Colia counterweights Griffin in Brad, the older man having fled New York City after a disastrous show. He's clearly bowled over by Griffin's screenplay, but while Griffin struggles to see the artistry in Brad's performance art video, he convinces himself there's something there. He replaces Tyler with Brad, but the guy's raging performance terrifies his costars even as it delights Griffin. But Griffin, who's created a fake adult female persona in order to secure a real theater for his production, goes too far when he uses for more personal reasons.

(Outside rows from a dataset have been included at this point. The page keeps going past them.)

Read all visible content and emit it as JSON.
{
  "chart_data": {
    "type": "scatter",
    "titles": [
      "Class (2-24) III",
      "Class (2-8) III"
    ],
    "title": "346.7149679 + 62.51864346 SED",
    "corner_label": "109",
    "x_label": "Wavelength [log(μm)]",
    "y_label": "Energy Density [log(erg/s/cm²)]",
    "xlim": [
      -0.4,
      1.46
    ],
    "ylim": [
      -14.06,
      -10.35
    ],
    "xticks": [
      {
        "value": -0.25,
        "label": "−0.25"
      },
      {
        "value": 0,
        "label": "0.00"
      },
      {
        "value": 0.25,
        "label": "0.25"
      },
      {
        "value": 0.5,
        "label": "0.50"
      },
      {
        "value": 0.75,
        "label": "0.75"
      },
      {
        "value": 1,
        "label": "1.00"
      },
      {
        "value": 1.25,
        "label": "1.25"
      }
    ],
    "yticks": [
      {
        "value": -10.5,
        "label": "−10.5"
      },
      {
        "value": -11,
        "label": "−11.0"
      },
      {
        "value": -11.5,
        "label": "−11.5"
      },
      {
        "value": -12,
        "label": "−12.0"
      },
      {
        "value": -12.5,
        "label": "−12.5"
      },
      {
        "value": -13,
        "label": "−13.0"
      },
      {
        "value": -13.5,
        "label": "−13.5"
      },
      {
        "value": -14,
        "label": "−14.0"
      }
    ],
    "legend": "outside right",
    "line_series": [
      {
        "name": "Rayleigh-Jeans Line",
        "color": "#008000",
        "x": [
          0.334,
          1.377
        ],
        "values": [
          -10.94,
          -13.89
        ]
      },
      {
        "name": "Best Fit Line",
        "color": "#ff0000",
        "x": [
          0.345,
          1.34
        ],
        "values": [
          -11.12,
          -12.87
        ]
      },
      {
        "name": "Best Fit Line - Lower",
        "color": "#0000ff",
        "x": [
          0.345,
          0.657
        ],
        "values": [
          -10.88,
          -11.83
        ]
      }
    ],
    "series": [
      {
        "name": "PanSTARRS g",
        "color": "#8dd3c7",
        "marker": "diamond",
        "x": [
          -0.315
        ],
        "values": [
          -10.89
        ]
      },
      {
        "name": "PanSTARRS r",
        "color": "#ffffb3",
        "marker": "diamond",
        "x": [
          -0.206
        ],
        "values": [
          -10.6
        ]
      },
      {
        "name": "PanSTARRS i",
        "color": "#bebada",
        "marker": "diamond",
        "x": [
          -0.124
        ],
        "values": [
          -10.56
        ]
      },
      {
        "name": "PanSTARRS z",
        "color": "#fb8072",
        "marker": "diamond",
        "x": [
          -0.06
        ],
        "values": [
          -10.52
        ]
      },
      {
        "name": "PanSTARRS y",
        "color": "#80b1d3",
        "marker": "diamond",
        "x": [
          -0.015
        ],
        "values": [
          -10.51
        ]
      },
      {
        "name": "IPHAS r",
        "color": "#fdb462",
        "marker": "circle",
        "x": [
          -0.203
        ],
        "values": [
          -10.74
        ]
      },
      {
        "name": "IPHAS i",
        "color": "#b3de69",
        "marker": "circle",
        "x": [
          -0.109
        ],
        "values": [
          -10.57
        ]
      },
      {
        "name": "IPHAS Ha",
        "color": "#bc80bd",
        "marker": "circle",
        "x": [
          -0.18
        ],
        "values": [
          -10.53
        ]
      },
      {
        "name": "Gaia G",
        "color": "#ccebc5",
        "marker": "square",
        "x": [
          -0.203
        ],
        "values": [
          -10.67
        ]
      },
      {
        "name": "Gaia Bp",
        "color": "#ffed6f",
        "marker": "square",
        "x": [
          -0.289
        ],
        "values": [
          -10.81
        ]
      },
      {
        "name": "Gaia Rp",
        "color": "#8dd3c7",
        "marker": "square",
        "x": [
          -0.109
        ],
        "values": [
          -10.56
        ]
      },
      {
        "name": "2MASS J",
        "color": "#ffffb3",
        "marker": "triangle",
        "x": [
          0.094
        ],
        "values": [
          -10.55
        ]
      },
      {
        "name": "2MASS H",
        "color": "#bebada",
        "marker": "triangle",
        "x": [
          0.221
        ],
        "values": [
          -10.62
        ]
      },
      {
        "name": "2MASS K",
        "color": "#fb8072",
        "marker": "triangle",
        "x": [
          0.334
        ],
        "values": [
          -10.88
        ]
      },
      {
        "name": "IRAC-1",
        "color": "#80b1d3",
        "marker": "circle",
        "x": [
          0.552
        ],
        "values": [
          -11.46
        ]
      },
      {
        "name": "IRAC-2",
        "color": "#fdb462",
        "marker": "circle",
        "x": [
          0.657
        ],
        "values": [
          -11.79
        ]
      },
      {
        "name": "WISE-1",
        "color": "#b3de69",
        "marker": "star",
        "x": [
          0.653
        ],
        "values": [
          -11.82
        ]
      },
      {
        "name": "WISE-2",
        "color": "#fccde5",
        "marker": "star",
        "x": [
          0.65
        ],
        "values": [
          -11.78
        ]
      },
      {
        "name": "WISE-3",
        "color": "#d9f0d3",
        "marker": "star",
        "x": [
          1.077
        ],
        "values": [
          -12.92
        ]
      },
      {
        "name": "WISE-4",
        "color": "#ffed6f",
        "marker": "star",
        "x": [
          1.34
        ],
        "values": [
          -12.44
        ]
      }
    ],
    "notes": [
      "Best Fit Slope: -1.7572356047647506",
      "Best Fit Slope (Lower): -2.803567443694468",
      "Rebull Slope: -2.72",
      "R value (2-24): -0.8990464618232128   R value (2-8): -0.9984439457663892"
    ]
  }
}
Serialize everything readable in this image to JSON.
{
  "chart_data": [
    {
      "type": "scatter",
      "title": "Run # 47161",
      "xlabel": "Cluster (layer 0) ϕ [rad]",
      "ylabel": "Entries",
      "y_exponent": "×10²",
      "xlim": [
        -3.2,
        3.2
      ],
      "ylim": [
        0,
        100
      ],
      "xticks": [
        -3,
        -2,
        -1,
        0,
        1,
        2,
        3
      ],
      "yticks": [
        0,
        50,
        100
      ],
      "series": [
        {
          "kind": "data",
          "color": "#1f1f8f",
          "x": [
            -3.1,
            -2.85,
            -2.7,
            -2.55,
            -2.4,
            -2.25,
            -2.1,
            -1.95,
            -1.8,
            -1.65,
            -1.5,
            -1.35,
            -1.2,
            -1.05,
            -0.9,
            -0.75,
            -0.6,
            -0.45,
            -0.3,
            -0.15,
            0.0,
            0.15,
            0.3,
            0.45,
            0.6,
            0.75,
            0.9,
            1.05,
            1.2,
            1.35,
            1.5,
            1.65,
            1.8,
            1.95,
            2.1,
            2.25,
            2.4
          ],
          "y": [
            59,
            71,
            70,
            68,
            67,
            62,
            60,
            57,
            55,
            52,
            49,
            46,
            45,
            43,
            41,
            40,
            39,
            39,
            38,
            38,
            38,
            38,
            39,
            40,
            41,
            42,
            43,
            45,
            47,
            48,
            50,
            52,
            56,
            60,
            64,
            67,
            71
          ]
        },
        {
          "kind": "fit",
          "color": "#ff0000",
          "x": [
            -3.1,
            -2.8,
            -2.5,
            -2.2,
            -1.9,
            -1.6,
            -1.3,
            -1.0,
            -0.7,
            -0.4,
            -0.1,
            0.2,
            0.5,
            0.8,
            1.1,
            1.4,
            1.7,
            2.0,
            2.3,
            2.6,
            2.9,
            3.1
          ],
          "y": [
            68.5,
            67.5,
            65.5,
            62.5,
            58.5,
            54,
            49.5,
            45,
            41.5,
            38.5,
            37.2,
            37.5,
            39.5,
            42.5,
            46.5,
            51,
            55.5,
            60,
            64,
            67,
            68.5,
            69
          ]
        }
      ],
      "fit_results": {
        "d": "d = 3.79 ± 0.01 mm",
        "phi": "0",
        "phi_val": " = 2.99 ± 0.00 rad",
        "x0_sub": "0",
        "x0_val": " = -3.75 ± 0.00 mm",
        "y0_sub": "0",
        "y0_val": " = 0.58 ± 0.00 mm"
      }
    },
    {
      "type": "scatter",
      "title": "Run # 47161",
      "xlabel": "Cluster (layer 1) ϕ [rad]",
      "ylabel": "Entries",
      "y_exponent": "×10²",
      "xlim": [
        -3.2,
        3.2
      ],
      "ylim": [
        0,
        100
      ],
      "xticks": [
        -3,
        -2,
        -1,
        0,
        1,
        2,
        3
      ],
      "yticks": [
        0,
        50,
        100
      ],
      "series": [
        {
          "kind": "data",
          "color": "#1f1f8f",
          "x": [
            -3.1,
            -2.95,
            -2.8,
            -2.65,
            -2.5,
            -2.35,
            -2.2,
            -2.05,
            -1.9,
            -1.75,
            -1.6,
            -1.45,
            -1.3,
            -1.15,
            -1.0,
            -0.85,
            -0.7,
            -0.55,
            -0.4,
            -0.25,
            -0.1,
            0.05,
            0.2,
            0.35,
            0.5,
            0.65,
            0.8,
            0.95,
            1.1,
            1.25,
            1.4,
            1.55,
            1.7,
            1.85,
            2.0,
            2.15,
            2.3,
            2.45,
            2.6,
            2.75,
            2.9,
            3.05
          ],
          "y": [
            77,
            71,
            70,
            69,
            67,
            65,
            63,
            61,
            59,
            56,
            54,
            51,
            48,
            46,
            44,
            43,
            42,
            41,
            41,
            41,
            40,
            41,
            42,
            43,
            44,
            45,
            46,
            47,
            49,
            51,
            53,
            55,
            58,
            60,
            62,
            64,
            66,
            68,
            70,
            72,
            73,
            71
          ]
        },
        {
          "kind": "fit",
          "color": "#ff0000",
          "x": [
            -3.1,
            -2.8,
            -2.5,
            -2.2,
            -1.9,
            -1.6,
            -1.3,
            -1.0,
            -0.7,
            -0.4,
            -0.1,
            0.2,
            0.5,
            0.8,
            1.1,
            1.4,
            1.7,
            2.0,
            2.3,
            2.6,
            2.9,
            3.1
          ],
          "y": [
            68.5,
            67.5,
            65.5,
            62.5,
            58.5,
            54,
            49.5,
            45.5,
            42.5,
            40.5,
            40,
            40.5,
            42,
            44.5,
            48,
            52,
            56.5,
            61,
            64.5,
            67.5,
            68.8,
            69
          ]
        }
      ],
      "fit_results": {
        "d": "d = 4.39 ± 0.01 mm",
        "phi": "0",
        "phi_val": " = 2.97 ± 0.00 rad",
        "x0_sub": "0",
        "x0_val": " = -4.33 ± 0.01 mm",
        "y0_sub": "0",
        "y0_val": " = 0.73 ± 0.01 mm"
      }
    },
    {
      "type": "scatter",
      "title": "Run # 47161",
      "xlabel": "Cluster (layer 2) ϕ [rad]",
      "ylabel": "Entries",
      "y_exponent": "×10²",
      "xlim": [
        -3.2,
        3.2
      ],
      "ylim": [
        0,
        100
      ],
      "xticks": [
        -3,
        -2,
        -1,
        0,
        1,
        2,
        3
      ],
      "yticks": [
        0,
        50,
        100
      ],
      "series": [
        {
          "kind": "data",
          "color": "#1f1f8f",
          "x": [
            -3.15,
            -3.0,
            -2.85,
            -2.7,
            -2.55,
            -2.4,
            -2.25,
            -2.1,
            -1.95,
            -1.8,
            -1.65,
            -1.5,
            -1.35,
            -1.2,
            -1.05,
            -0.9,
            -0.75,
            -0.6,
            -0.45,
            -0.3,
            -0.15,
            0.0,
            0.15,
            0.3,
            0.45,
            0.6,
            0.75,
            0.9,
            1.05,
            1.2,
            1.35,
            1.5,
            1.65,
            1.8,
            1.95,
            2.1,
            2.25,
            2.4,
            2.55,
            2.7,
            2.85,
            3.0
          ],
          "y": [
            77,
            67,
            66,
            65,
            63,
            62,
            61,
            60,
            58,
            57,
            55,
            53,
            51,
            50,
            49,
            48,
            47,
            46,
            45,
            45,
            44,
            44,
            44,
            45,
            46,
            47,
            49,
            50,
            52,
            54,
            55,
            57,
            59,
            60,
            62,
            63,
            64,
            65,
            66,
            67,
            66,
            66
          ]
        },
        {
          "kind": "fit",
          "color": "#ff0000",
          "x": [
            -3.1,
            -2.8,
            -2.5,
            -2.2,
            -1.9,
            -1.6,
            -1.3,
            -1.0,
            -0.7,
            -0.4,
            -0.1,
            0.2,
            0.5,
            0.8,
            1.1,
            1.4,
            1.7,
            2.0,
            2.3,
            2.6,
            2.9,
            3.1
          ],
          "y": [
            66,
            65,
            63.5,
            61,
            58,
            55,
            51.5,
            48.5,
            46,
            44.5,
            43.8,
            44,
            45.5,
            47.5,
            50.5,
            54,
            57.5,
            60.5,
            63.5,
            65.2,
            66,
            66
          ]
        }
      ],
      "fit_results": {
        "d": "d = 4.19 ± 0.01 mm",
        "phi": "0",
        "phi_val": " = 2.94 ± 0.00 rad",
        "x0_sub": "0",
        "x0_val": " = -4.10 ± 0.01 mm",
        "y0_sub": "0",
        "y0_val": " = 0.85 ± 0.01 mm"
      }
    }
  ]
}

Colia's screenplay intricately weaves the impact of outside events on various relationships to propel this unique coming-of-age comedy, 'Regrets of Autumn' a comedic mini-masterpiece of adult drama seen through the eyes of a child. He's also gotten great performances from his young cast, Blunck's intellectual intelligence covering for his emotional immaturity. Ryder Fortson fills in that latter gap as the mediator among the young teens, a supportive friend who works around Griffin's egocentricity. Colón, Rocks and Bellamy all contend with having to give amateur performances, only to rebound for the film's climax in the movie's only trope - the overly professional children's show. Teague (someone please cast this guy as The Sex Pistols' Johnny Rotten) creates a character as dim-witted and aimless as Griffin is intelligent and focused yet maintains sympathy with his lost and lonely aura. Lynskey maintains a difficult balance between Helen's personal devastation and her love for her oft-exasperating son. The film also features Michael Esper ("Pavements") as Griffin's dad Bill and Francine Berk as Brad's pleasantly clueless mom.

Colia bypasses some of the bumpier logistics of his story in favor of its emotional complexities and quirky humor. The production evokes sleepy, summertime suburbia, Virginia standing in for Massachusetts. A small gem, "Griffin in Summer" announces yet another debuting filmmaker to watch.



Robin's Review: B


Vertical released "Griffin in Summer" in select theaters on 8/29/25.  It expands in subsequent weeks and will be available on VOD on 9/16/25.